When planning a pack for a trip, the majority of your gear such as your backpack, your clothes, and your tent will finish the trip with you (hopefully), but other items such as food, water, and fuel will get consumed over the course of your journey. The second type is often referred to as "consumables" and carefully planning them can mean the difference between a fun weekend adventure and one full of hunger and thirst.
Trailpost's pack planner helps you ensure a safe trip by allowing you to mark chosen items in your packing list as being consumable. Additionally, you can specify the rate at which you consume them in a format such as "1 every 2 days" or "2 per trip".

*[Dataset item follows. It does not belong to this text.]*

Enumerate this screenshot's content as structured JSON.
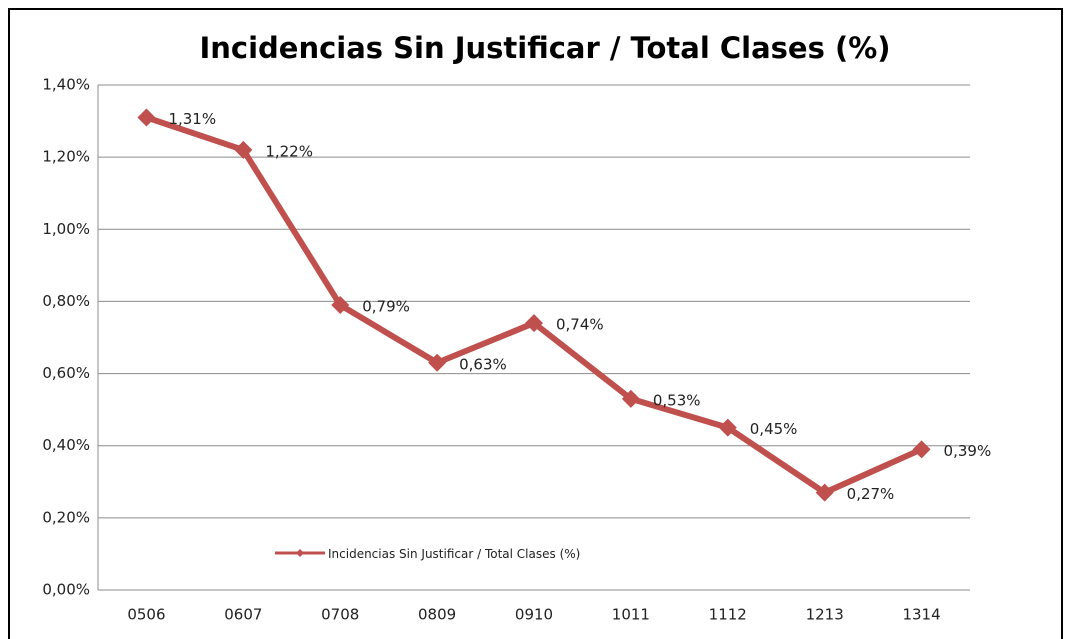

By providing specific consumption rates for the items you pack, Trailpost can analyze your pack as a whole and provide you with insights such as which days you will run out of which items and help you decide whether your packing configuration will meet the needs of the trip you are planning.

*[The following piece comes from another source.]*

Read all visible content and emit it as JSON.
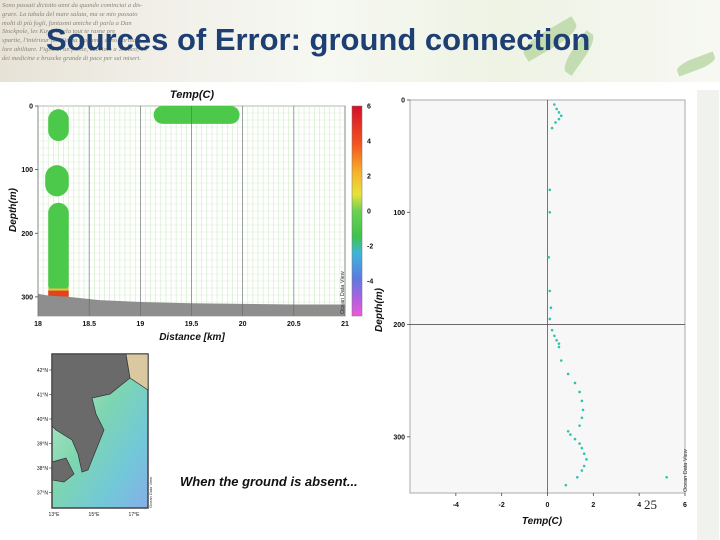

Understanding consumption rates
To reap the benefits of these insights, it is important that you choose the correct values for your consumption rates. Doing so is especially important if you do not consume an item in whole units at once, such as bulk foods or a box of matches, or if you consume an item at a rate that's hard or not useful to quantify such as a battery.
It is also important to note that Trailpost does not take into account your individual sleep schedule. If you tell Trailpost that you consume your snack bars at a rate of "1 every 4 hours", we will accept that and assume you are eating 6 per day.
Fractional consumption
For items that you consume partially over a period, there may be multiple ways to specify the consumption rate that have the same result. For example, if you were packing beef jerky packets that each contain two pieces, knowing you will eat one of those pieces each day, the following consumption rates would be the same.
- 1 every 2 days
- 3 every 6 days
- 1 every 48 hours
- 2 every 96 hours
- 7 every 2 weeks
While it may seem more natural at first to specify "1/2 per day", this becomes much harder to manage when dealing with a consumable item that doesn't divide cleanly, such as an item you consume one of every three days. We suggest entering all consumption rates the closest way possible to the way you think about it in your head. In the example above, "1 every 2 days" would be the clearest way to indicate "1/2 every day".

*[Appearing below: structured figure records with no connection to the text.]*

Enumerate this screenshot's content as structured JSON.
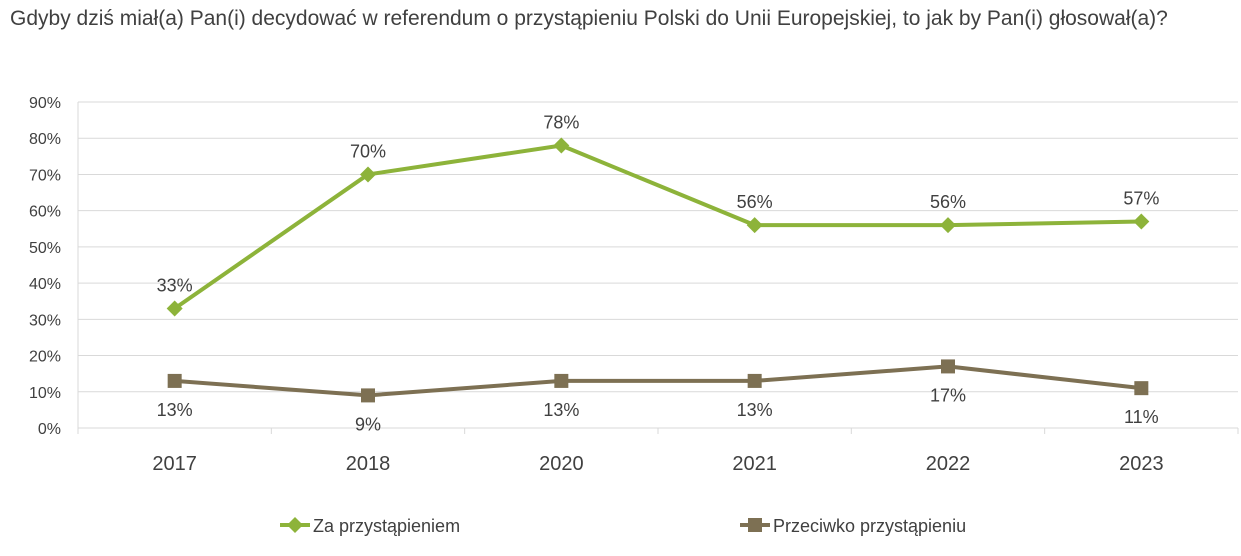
{
  "title": "Gdyby dziś miał(a) Pan(i) decydować w referendum o przystąpieniu Polski do Unii Europejskiej, to jak by Pan(i) głosował(a)?",
  "chart_data": {
    "type": "line",
    "title": "Gdyby dziś miał(a) Pan(i) decydować w referendum o przystąpieniu Polski do Unii Europejskiej, to jak by Pan(i) głosował(a)?",
    "categories": [
      "2017",
      "2018",
      "2020",
      "2021",
      "2022",
      "2023"
    ],
    "ylim": [
      0,
      90
    ],
    "yticks": [
      "0%",
      "10%",
      "20%",
      "30%",
      "40%",
      "50%",
      "60%",
      "70%",
      "80%",
      "90%"
    ],
    "grid": true,
    "legend_position": "bottom",
    "series": [
      {
        "name": "Za przystąpieniem",
        "color": "#8DB33A",
        "marker": "diamond",
        "values": [
          33,
          70,
          78,
          56,
          56,
          57
        ],
        "labels": [
          "33%",
          "70%",
          "78%",
          "56%",
          "56%",
          "57%"
        ]
      },
      {
        "name": "Przeciwko przystąpieniu",
        "color": "#7D7053",
        "marker": "square",
        "values": [
          13,
          9,
          13,
          13,
          17,
          11
        ],
        "labels": [
          "13%",
          "9%",
          "13%",
          "13%",
          "17%",
          "11%"
        ]
      }
    ]
  }
}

Hard-to-quantify consumption
There are other types of items that while consumable, are not always useful to track in exact detail. If you are bringing a headlamp with you and it requires 2 AA batteries, it is helpful to know that the batteries will be consumed, however trying to figure out how much of a battery you use each day may be more trouble than the insight you get from doing so. Marking it as "1 every 60 days" may unnecessarily lengthen the apparent life of your packing list. In these cases, we encourage you to specify the consumption rate on a per-trip basis such as "2 per trip."
The "trip" unit is unique in that you only specify how many you consume per trip and the system treats it as being continually used, and running out on the last day.